In his book “The Meaning of Human Existence,” Wilson gives us a window into what makes this subgroup special: Each of these super species nests, and also cooperates within a societal structure. If you think about the similarities between a city and an ant colony, you will start to visualize our kinship. We have collectively decided to make a go of it in certain places that are hospitable to our survival and then divided up our labor and resources—in the case of humans, not exactly evenly. 

There are massive differences among these species, of course. Our ability to reason is more advanced, as is our ability to communicate complex abstract concepts. Termites can build subterranean nests, arboreal nests and nest towers that are 30-feet high—but they’ll never have Paris. 

But as with any trait that gives you advantage, it can also be your downfall. Too good at cooperating and at building structures? You may think that there are no limits—that an unlimited number of you can live anywhere on the planet. 
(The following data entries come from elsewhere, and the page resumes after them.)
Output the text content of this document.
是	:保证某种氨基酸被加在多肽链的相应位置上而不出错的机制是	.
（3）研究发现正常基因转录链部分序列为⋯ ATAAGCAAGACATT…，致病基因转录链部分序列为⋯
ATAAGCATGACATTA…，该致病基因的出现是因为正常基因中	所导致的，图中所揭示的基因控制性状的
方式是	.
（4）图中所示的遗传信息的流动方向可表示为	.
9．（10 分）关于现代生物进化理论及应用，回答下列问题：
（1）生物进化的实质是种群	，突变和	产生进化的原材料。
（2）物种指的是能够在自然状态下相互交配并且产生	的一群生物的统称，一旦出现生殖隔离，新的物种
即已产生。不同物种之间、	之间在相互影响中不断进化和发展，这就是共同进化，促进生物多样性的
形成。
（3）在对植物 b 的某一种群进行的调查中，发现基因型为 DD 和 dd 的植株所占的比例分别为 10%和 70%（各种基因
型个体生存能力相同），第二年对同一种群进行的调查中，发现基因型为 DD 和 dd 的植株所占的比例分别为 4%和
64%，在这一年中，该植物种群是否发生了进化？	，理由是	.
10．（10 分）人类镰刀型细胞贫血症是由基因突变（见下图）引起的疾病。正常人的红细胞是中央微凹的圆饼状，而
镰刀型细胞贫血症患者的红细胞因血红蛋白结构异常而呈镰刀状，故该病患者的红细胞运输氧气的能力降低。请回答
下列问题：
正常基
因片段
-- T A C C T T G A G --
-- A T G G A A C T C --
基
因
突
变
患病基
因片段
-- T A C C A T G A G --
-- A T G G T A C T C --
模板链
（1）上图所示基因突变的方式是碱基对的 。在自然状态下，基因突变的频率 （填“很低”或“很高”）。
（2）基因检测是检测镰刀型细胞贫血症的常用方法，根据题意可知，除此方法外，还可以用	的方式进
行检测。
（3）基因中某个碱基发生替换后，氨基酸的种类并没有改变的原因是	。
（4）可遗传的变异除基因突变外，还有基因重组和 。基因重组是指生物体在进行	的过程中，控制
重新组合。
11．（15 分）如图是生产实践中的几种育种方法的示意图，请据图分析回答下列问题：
But we’re building houses of cards: We continue to cover up our swamplands with concrete, build houses next to the ocean, and live in climates where extreme heat or extreme cold require extreme amounts of fuel to keep us alive. In doing so, we pump more carbon into the atmosphere, exacerbating the climate change that has taken aim at the houses we’ve built on sand.  

Our perceptions of safety and abundance are comforting but fanciful notions. Perhaps what makes us human is our ability to say, “It’s fine!” as the house falls down. But that’s getting harder to do as the hurricanes grow more destructive, as each drought brings more political destabilization and as each ensuing refugee crisis grows more volatile and heartrending. We can see more clearly that we’ve altered the planet’s chemistry—and that we are losing people and whole cultures as a result. 

We have tried forever, in both spirit and practice, to wall ourselves off from nature, and each other. How long we continue to do so will be the window through which future humans take the measure of our species.

The time is here to use our abilities in the service of better city planning that takes into account social equity and the limits of place, for better building codes that help us mitigate and adapt to climate change, and for energy-efficient design that keeps carbon emissions to a minimum—all initiatives underway in Philadelphia. We are up for the challenge. We must be.

1 Comment

  1. This is the most succinct statement I’ve read in a very long time of what it means to be a human being living in a specific place as a participant in the natural world. Such words benefit from being followed by the ones that emerge naturally from the viewpoint presented: ceiling insulation, caulk, sweaters, walking, biking, windmills, recycling, conservation, local, interdependence, sharing.